Affaire Chevrolet : la justice donne raison aux distributeurs
La justice a tranché. Assignée par douze de ses anciens distributeurs qui lui reprochaient de ne pas avoir permis une bonne exécution du préavis de deux ans consécutif à son retrait annoncé du marché européen, Chevrolet France connaît désormais la sanction. Le tribunal de commerce de Paris, qui avait entendu les deux parties le 30 janvier dernier, a rendu son verdict et celui-ci penche clairement du côté des plaignants. Dans leur rapport, les juges estiment en effet que la manière dont s’est orchestré ce départ “a créé un grave déséquilibre contractuel au détriment des distributeurs”. Ils expliquent ainsi que “l’annonce faite de ce retrait de la marque a eu un effet dévastateur sur la clientèle, qui s’est rapidement détournée” d’elle, justifiant ainsi la chute de 80 % des ventes entre les exercices 2013 et 2014. Une baisse qui ne semble donc pas imputable, comme le soutient le président de Chevrolet France, Ludovic Dirand, au manque d’investissement des distributeurs. Les juges notent d’ailleurs que ce retrait, conjugué aux faibles indemnités proposées par la marque, les a “inévitablement démobilisés” et que “dès lors, plus rien ne les incitait à investir dans les modèles 2015” que la marque leur reproche de ne pas avoir acquis. “La société Chevrolet France a agi exclusivement au mieux de ses intérêts”, note le jugement, sans se préoccuper “des conséquences fâcheuses de cette situation pour chacun des contractants, nécessairement différentes selon la situation de chacun”.
Exécution provisoire du jugement ordonnée
Etant “tenue de réparer le préjudice en lien avec sa faute”, Chevrolet est ainsi condamné à verser 7,8 millions d’euros de dommages et intérêts aux plaignants. Il s’agit là de la plus grosse condamnation jamais prononcée en France à l’égard d’un constructeur automobile, mais qui demeure cependant bien éloignée des 34,5 millions initialement réclamés par la défense. “C’est un sentiment un peu contrasté, explique Pierre Galvan, l’un des douze plaignants. Sur le plan financier, je m’attendais à une plus grosse condamnation. Personnellement, cela me permettra uniquement d’éponger mes dettes. Après, sur le fond, la morale est sauve et le verdict nous satisfait pleinement.” Nonobstant le montant de la somme, le tribunal a souhaité se montrer le plus ferme possible en ordonnant l’exécution provisoire du jugement, ce qui, en d’autres termes, signifie que la marque se trouve dans l’obligation de verser immédiatement la moitié des indemnités dues, sans qu’il lui soit possible de les récupérer en cas de jugement inverse en appel. Une décision qualifiée de “rarissime” par Maître Renaud Bertin, l’avocat des distributeurs, et que Pierre Galvan considère de son côté comme “un signal fort envoyé tout autant à General Motors (propriétaire de Chevrolet, N.D.L.R.) qu’à l’ensemble des constructeurs. Ce jugement doit les inciter à ne pas aller trop loin en pareil cas”.
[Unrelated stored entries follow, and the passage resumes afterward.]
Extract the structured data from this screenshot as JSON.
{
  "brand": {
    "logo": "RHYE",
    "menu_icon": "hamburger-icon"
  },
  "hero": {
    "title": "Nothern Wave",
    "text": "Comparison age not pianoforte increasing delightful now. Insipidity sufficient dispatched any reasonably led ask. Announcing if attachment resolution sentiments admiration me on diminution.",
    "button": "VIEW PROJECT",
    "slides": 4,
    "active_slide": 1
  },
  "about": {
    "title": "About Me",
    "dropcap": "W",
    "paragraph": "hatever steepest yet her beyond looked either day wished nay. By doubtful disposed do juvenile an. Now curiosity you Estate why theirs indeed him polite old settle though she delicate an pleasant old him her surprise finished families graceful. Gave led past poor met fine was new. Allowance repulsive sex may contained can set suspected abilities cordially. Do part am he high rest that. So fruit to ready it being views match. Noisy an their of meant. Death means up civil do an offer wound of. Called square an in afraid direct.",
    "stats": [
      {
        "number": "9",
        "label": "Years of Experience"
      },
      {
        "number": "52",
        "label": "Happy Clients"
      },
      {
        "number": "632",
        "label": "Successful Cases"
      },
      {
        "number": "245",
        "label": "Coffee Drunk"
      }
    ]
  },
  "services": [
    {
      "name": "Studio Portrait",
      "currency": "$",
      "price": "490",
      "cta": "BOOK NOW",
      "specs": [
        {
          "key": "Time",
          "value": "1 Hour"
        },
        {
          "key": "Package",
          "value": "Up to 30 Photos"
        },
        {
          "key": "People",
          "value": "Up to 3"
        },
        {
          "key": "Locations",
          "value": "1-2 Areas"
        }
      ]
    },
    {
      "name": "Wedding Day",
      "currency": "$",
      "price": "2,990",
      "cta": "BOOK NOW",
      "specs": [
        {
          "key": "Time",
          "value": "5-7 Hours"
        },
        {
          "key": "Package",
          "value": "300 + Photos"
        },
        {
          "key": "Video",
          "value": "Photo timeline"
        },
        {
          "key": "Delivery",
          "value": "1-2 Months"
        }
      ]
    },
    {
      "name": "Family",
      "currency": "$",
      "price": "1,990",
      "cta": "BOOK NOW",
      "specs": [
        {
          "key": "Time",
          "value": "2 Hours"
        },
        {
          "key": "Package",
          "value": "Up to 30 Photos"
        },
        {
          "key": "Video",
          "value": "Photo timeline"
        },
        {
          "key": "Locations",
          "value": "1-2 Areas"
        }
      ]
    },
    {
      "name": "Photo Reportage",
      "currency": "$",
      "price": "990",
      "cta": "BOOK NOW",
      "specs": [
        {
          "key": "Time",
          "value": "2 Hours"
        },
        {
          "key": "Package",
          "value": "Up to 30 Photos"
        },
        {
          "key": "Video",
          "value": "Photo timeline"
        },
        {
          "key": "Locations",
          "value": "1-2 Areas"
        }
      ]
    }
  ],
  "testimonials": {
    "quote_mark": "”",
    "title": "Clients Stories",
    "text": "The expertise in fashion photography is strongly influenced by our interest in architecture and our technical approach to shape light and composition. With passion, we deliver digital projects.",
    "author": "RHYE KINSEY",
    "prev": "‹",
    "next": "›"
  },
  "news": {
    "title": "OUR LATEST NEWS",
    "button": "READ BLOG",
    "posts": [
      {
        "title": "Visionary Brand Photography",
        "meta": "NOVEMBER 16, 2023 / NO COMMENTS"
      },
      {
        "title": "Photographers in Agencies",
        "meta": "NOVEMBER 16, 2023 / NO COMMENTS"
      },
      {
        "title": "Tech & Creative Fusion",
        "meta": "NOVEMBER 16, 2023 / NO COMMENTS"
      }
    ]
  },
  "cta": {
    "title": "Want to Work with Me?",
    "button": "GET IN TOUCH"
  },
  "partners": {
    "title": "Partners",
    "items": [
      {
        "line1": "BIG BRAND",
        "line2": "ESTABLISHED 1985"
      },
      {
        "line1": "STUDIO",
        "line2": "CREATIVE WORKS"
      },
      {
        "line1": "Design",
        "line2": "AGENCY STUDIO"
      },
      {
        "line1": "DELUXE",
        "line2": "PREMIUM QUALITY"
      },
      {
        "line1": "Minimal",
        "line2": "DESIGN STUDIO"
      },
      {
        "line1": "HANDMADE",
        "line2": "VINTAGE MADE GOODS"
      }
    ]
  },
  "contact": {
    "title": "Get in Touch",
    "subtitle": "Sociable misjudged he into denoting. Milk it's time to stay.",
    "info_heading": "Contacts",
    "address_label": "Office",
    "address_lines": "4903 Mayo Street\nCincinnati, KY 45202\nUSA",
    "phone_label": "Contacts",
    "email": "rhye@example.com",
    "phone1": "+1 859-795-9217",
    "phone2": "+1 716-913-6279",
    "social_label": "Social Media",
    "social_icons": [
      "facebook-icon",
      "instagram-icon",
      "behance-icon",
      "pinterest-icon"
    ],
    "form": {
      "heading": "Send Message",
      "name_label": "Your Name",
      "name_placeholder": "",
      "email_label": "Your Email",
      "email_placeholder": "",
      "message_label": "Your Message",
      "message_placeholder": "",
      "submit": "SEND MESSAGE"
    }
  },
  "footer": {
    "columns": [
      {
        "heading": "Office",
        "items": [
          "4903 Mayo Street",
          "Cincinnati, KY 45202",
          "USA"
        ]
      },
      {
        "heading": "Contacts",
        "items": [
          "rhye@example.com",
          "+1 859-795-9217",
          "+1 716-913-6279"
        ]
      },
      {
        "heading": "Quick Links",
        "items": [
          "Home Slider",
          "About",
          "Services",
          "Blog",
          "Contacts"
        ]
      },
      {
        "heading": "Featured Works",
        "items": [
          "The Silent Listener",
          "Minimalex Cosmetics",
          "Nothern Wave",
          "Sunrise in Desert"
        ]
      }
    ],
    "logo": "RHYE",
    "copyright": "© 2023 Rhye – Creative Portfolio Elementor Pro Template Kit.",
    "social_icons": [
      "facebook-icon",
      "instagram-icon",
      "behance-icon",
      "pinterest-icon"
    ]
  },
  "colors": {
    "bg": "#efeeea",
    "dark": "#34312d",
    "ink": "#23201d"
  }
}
Le CNPA débouté, mais satisfait
Premier à former un recours en justice, dès décembre 2013, et partie civile dans ce dossier, le Conseil national des professions de l’automobile (CNPA) n’a, à l’inverse, pas obtenu gain de cause. Alors qu’il réclamait un euro symbolique de dommages et intérêts, ce dernier a été débouté dans sa démarche. Si le tribunal a reconnu que son action était “recevable” et “légitime”, il considère que la pertinence de celle-ci a diminué à mesure que le réseau signait l’accord de sortie anticipée, accepté au final par 80 % des concessionnaires de la marque. Une décision similaire a été rendue quant à la demande de Chevrolet de voir le CNPA condamné pour “dénigrement” à son égard. Le rapport du tribunal précise ainsi que l’organisation était dans son bon droit en défendant les intérêts des concessionnaires et que “ses propos ou écrits émis […] n’excèdent pas ceux qu’autorise une légitime polémique et ne sont donc pas fautifs”. Le CNPA a d’ailleurs tenu à relativiser ces deux décisions, préférant ne retenir que l’essentiel en estimant que son action “se retrouve dans la condamnation individuelle” obtenue par les distributeurs. Conformément à la ligne de conduite adoptée depuis le début de cette affaire, la direction de Chevrolet s’est refusée au moindre commentaire. Un appel de sa part reste donc en suspens alors que Pierre Galvan se refuse, sans doute par superstition, “au moindre pronostic”.